Walker doesn’t need to do much to render the pro-Prop 8 witnesses pathetic and knows it; the line about Tam’s reliance on “the internet” to inform his testimony is as elegant an instance of comic understatement as you’ll find this side of Austen. His conclusion that Prop 8 is unconstitutional reads like an instant classic, to be placed alongside the most beloved  passages from Brown v. Board of Ed in the civil-rights canon.

But it wasn’t the laughable “support” the Prop 8 proponents were able to muster or that triumphant conclusion that makes me certain that every gay citizen of the United States will be allowed to marry, and within our lifetime. Ironically, given my godless/pinko/commie/marriage-destabilizing political leanings, it was the definitions of marriage given by the two sides that prove to me that legislative homophobia is pretty much doomed.

When asked to explain the meaning of marriage, David Blankenhorn stated that marriage is

“a socially-approved sexual relationship between a man and a woman” with a primary purpose to “regulate filiation.” Blankenhorn testified that others hold to an alternative and, to Blankenhorn, conflicting definition of marriage: “a private adult commitment” that focuses on “the tender feelings that the spouses have for one another.”

What a sad, bloodless, loveless little notion. Anti-gay marriage activists are really leaping out of bed in the morning, painting their favorite viciously misinterpreted Bible passages on signs, and marching on ComiCon to protect the “regula[tion of] filiation”?
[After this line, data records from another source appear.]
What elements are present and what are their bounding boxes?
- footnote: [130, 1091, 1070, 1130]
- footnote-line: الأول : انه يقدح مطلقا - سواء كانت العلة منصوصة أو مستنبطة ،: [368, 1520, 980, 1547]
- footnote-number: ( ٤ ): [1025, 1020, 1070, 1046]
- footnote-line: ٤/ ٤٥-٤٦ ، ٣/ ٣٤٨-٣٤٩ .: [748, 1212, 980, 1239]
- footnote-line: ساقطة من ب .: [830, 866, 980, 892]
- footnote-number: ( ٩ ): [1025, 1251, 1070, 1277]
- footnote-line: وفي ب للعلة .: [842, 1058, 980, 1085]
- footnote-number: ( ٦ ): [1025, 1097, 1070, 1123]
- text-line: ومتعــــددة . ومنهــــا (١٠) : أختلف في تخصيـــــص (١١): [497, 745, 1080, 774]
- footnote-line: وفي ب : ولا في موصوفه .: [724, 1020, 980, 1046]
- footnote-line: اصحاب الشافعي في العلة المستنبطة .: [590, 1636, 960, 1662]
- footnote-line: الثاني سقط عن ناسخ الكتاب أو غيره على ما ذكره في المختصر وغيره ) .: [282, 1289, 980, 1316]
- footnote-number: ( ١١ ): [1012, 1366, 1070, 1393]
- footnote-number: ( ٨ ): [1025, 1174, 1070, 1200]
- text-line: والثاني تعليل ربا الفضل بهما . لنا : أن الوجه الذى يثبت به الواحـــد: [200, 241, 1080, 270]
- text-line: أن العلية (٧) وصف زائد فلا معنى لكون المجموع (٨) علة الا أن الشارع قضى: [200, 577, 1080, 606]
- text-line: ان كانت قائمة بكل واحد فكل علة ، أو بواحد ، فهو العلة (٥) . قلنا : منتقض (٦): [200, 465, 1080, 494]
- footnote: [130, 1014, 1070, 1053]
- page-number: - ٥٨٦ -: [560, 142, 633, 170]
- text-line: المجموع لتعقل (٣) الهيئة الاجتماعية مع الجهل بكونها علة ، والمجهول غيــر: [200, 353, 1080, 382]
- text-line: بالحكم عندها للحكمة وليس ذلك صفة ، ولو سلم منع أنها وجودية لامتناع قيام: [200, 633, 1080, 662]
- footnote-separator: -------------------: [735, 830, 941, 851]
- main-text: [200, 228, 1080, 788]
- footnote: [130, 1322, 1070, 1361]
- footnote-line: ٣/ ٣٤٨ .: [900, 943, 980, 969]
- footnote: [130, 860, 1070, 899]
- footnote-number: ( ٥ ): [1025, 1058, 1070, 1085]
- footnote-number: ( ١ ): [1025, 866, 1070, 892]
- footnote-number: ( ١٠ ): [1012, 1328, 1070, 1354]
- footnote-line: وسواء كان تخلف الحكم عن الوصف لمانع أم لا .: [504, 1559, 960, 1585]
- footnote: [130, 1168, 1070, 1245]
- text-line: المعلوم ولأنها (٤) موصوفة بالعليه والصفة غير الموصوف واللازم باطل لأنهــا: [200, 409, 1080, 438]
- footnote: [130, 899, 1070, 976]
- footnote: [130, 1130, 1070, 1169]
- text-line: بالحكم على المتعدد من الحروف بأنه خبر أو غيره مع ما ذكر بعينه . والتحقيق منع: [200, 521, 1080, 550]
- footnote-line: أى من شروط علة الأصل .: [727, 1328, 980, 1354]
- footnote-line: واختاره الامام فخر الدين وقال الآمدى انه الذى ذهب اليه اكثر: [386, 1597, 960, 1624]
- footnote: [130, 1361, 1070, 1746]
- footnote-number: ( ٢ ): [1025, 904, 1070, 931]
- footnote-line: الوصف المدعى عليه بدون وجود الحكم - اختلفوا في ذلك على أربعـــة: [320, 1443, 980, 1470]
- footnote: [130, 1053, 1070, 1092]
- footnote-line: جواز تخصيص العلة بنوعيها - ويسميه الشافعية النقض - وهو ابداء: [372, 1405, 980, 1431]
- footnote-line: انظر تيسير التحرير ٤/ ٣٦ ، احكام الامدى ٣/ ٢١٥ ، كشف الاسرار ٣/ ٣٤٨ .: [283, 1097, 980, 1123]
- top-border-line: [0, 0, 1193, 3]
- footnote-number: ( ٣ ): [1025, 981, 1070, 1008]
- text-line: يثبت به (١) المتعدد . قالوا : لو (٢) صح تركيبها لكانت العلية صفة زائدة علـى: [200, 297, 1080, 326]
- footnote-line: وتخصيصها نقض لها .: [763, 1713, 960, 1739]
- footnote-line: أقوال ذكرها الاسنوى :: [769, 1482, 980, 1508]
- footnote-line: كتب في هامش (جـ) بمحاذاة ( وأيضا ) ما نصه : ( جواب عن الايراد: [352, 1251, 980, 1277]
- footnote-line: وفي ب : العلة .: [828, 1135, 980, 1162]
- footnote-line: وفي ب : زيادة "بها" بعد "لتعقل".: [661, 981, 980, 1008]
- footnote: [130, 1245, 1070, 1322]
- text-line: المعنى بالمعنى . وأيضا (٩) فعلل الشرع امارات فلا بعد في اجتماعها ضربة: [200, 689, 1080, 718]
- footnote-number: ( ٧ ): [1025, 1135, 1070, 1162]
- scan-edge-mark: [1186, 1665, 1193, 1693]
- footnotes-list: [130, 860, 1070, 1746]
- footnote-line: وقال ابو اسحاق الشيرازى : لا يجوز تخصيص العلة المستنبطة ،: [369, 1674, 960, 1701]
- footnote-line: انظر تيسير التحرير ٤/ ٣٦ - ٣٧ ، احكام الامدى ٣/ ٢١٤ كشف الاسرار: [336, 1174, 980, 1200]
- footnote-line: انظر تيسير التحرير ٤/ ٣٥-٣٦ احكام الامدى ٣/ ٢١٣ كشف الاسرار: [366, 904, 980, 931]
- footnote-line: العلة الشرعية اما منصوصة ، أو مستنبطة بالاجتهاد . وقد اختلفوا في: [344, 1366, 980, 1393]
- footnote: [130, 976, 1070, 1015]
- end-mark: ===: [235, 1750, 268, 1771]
Maybe the problem is that Blankenhorn is in court to represent an academic perspective. He is, after all, Harvard graduate and the author of two books on family structure. So how is it that the anti-Prop 8 witness called upon to define marriage, the also Harvard-educated historian and author of eight books on the civil history of marriage, Nancy Cott, manages to be both academically precise and…you know, not a robot? “[Cott] explained that marriage is ‘a couple’s choice to live with each other, to remain committed to one another, and to form a household based on their own feelings about one another, and their agreement to join in an economic partnership and support one another in terms of the material needs of life.'”
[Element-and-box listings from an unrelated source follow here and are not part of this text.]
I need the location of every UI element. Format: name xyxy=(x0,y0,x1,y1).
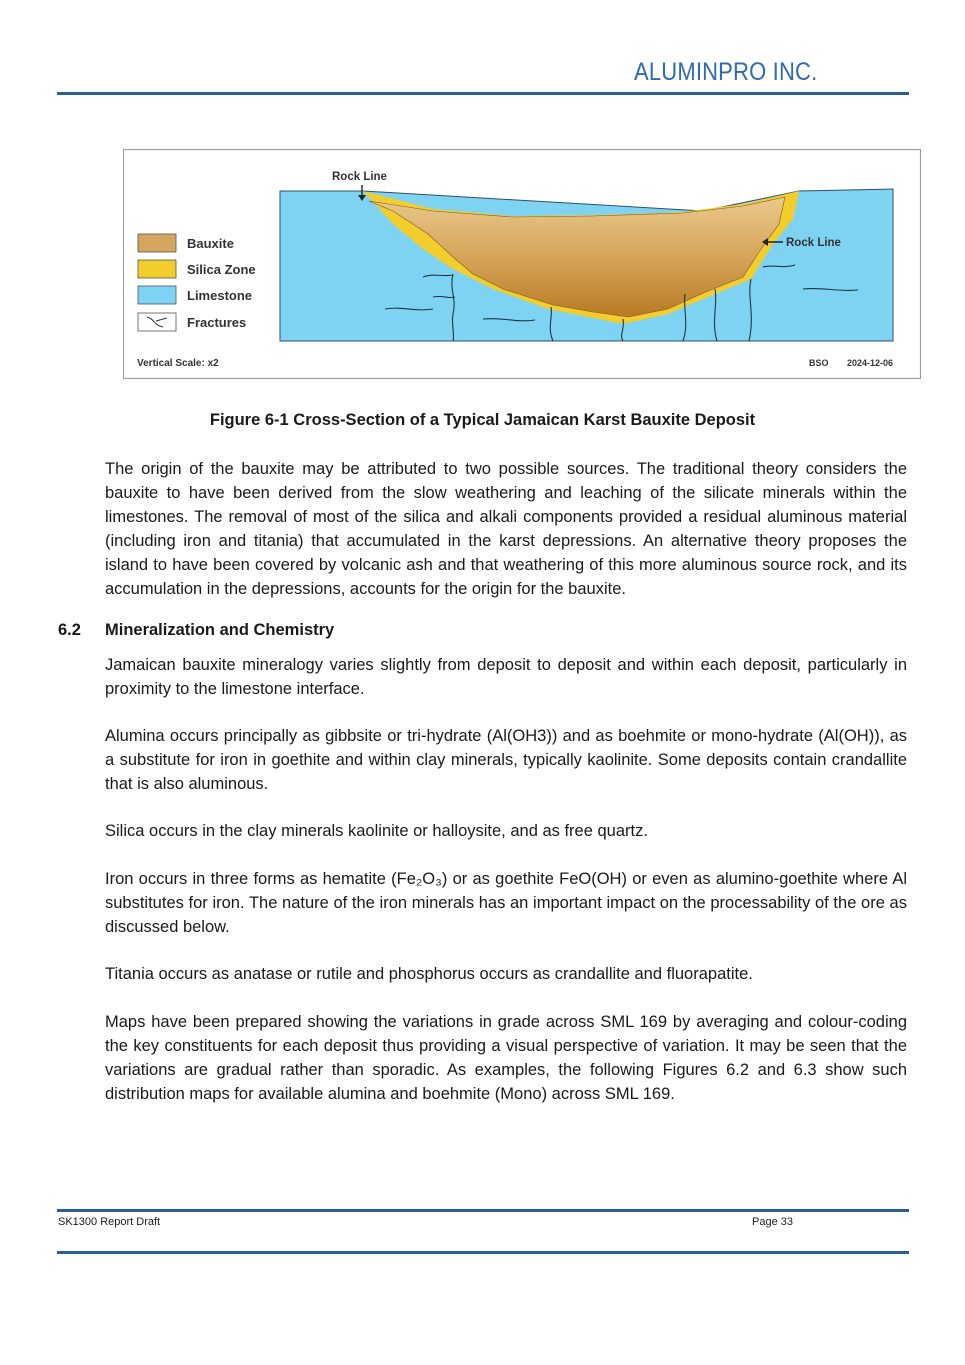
company-name: ALUMINPRO INC. xyxy=(633,58,817,86)
paragraph-mineralogy: Jamaican bauxite mineralogy varies slightly from deposit to deposit and within each deposit, particularly in proximity to the limestone interface. xyxy=(105,656,907,698)
rock-line-label-top: Rock Line xyxy=(332,171,387,183)
legend-swatch-fractures xyxy=(138,313,176,331)
footer-page-number: Page 33 xyxy=(752,1216,793,1228)
section-number: 6.2 xyxy=(58,621,81,639)
cross-section-figure xyxy=(123,149,921,379)
paragraph-silica: Silica occurs in the clay minerals kaolinite or halloysite, and as free quartz. xyxy=(105,822,648,840)
paragraph-maps: Maps have been prepared showing the variations in grade across SML 169 by averaging and colour-coding the key constituents for each deposit thus providing a visual perspective of variation. It may be seen that the variations are gradual rather than sporadic. As examples, the following Figures 6.2 and 6.3 show such distribution maps for available alumina and boehmite (Mono) across SML 169. xyxy=(105,1013,907,1103)
figure-date: 2024-12-06 xyxy=(847,358,894,368)
legend-label-silica: Silica Zone xyxy=(187,262,256,277)
figure-caption: Figure 6-1 Cross-Section of a Typical Jamaican Karst Bauxite Deposit xyxy=(209,411,756,429)
footer-divider-top xyxy=(57,1209,909,1212)
section-title: Mineralization and Chemistry xyxy=(105,621,335,639)
paragraph-origin: The origin of the bauxite may be attributed to two possible sources. The traditional theory considers the bauxite to have been derived from the slow weathering and leaching of the silicate minerals within the limestones. The removal of most of the silica and alkali components provided a residual aluminous material (including iron and titania) that accumulated in the karst depressions. An alternative theory proposes the island to have been covered by volcanic ash and that weathering of this more aluminous source rock, and its accumulation in the depressions, accounts for the origin for the bauxite. xyxy=(105,460,907,598)
legend-label-limestone: Limestone xyxy=(187,288,253,303)
legend-swatch-silica xyxy=(138,260,176,278)
vertical-scale-note: Vertical Scale: x2 xyxy=(137,358,219,369)
figure-author: BSO xyxy=(809,358,829,368)
paragraph-alumina: Alumina occurs principally as gibbsite or tri-hydrate (Al(OH3)) and as boehmite or mono-hydrate (Al(OH)), as a substitute for iron in goethite and within clay minerals, typically kaolinite. Some deposits contain crandallite that is also aluminous. xyxy=(105,727,907,793)
rock-line-label-right: Rock Line xyxy=(786,237,841,249)
paragraph-iron: Iron occurs in three forms as hematite (Fe₂O₃) or as goethite FeO(OH) or even as alumino-goethite where Al substitutes for iron. The nature of the iron minerals has an important impact on the processability of the ore as discussed below. xyxy=(105,870,907,936)
legend-swatch-limestone xyxy=(138,286,176,304)
footer-divider-bottom xyxy=(57,1251,909,1254)
legend-label-bauxite: Bauxite xyxy=(187,236,234,251)
header-divider xyxy=(57,92,909,95)
legend-label-fractures: Fractures xyxy=(187,315,247,330)
paragraph-titania: Titania occurs as anatase or rutile and phosphorus occurs as crandallite and fluorapatite. xyxy=(105,965,753,983)
legend-swatch-bauxite xyxy=(138,234,176,252)
footer-report-name: SK1300 Report Draft xyxy=(58,1216,161,1228)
I’ve been to half a dozen weddings in the last three years, and this definition represents precisely what the bride and groom (they were all opposite-sex marriages) were promising–so much so that it reads like slightly dry wedding vows.

But Cott’s are not the words bound to defeat Blankenhorn and gay marriage opponents. The words that ring the death knell for H8 all over the country are these:

Zarrillo described his nine-year relationship with Katami….”He’s the love of my life. I love him probably more than I love myself”.
Kristin Perry, a plaintiff, testified about her relationship with Stier….Stier is “maybe the sparkliest person I ever met….The happiest I feel is in my relationship with [Stier]”.
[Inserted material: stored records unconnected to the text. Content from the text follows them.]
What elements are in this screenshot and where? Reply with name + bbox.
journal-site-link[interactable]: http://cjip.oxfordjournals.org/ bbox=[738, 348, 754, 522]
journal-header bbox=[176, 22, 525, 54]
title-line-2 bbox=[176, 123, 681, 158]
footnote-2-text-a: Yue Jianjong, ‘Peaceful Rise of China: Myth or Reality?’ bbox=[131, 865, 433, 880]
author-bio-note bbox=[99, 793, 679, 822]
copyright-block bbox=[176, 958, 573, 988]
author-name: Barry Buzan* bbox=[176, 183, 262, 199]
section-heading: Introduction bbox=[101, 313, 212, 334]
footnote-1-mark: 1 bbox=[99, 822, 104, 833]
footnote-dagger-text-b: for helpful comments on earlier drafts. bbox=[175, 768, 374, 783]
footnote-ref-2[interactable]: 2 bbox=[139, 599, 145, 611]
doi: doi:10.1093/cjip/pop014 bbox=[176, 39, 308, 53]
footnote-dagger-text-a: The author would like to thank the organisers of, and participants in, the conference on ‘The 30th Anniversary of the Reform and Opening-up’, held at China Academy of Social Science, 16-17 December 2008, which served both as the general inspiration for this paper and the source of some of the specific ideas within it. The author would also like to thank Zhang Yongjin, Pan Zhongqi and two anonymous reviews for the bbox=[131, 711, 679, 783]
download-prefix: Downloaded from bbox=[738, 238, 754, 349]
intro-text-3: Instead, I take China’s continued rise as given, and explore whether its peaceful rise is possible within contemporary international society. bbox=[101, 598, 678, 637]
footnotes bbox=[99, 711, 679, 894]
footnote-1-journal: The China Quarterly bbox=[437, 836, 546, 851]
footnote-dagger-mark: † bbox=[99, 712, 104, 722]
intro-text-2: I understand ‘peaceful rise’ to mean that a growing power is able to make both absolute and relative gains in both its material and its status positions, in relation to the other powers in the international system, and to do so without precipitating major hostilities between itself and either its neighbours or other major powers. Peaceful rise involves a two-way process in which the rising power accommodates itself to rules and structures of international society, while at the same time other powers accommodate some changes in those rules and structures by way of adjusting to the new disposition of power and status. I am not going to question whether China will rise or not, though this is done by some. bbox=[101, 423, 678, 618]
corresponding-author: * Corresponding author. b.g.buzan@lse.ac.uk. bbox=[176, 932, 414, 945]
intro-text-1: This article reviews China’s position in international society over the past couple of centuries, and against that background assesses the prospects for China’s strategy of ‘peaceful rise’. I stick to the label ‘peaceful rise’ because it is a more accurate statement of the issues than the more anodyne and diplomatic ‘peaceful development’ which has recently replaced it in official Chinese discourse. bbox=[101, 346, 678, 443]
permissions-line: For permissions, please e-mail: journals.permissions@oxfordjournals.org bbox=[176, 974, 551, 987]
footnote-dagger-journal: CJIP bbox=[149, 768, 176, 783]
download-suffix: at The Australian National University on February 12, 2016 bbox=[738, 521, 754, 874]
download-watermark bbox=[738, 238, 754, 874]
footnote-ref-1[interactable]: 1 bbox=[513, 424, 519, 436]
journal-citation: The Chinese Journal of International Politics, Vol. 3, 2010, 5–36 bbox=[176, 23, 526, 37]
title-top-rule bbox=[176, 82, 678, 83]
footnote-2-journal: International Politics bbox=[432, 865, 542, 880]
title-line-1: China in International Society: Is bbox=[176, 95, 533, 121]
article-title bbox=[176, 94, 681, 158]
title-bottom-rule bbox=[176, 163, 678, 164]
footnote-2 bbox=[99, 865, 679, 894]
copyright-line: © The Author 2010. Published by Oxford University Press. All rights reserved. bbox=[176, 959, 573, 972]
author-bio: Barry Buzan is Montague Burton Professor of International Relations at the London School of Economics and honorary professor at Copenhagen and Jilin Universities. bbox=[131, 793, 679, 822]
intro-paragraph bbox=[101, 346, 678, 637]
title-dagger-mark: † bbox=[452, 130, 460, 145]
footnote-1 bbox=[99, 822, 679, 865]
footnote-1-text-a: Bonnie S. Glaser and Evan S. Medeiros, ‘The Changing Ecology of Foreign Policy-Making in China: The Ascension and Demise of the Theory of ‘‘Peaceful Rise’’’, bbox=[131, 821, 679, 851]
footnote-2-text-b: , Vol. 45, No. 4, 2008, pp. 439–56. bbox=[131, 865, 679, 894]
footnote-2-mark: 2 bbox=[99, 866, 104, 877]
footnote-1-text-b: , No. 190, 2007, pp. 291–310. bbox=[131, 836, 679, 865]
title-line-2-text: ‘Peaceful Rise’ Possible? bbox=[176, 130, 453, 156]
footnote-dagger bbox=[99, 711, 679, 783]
Zarrillo, Katami, Perry and Stier are the gay couples suing for the right to marry in California. Their statements of love for their–let’s just say it–spouses render Blankenhorn’s notion of marriage not just unattractive, but incomprehensible. Kristin Perry is so besotted of her would-be wife she refers to her as “sparkly” in a court of law. Likely while wearing a suit of some kind.

Marriage may have once been (and still is, in parts of the world) a means to “regulate filiation”. But that is not how it is currently conceived in the United States. The presumed right (of heterosexuals) to marry partners of their own choosing, rather than being required to submit to arranged marriages, is alone enough to prove that “tender feelings” are a core component of what we consider marriage today. And no straight person ever displayed more authentic tender feelings than Zarillo and Perry did on the stand that day.

love is all you need.

*A ramshackle place in the most tragic sense of the word, each of whose page-links open into a new window. Visitors not chased off by the grotesque linkage of homosexuality to pedophilia might well be irritated beyond endurance by the sheer incompetence of the site design.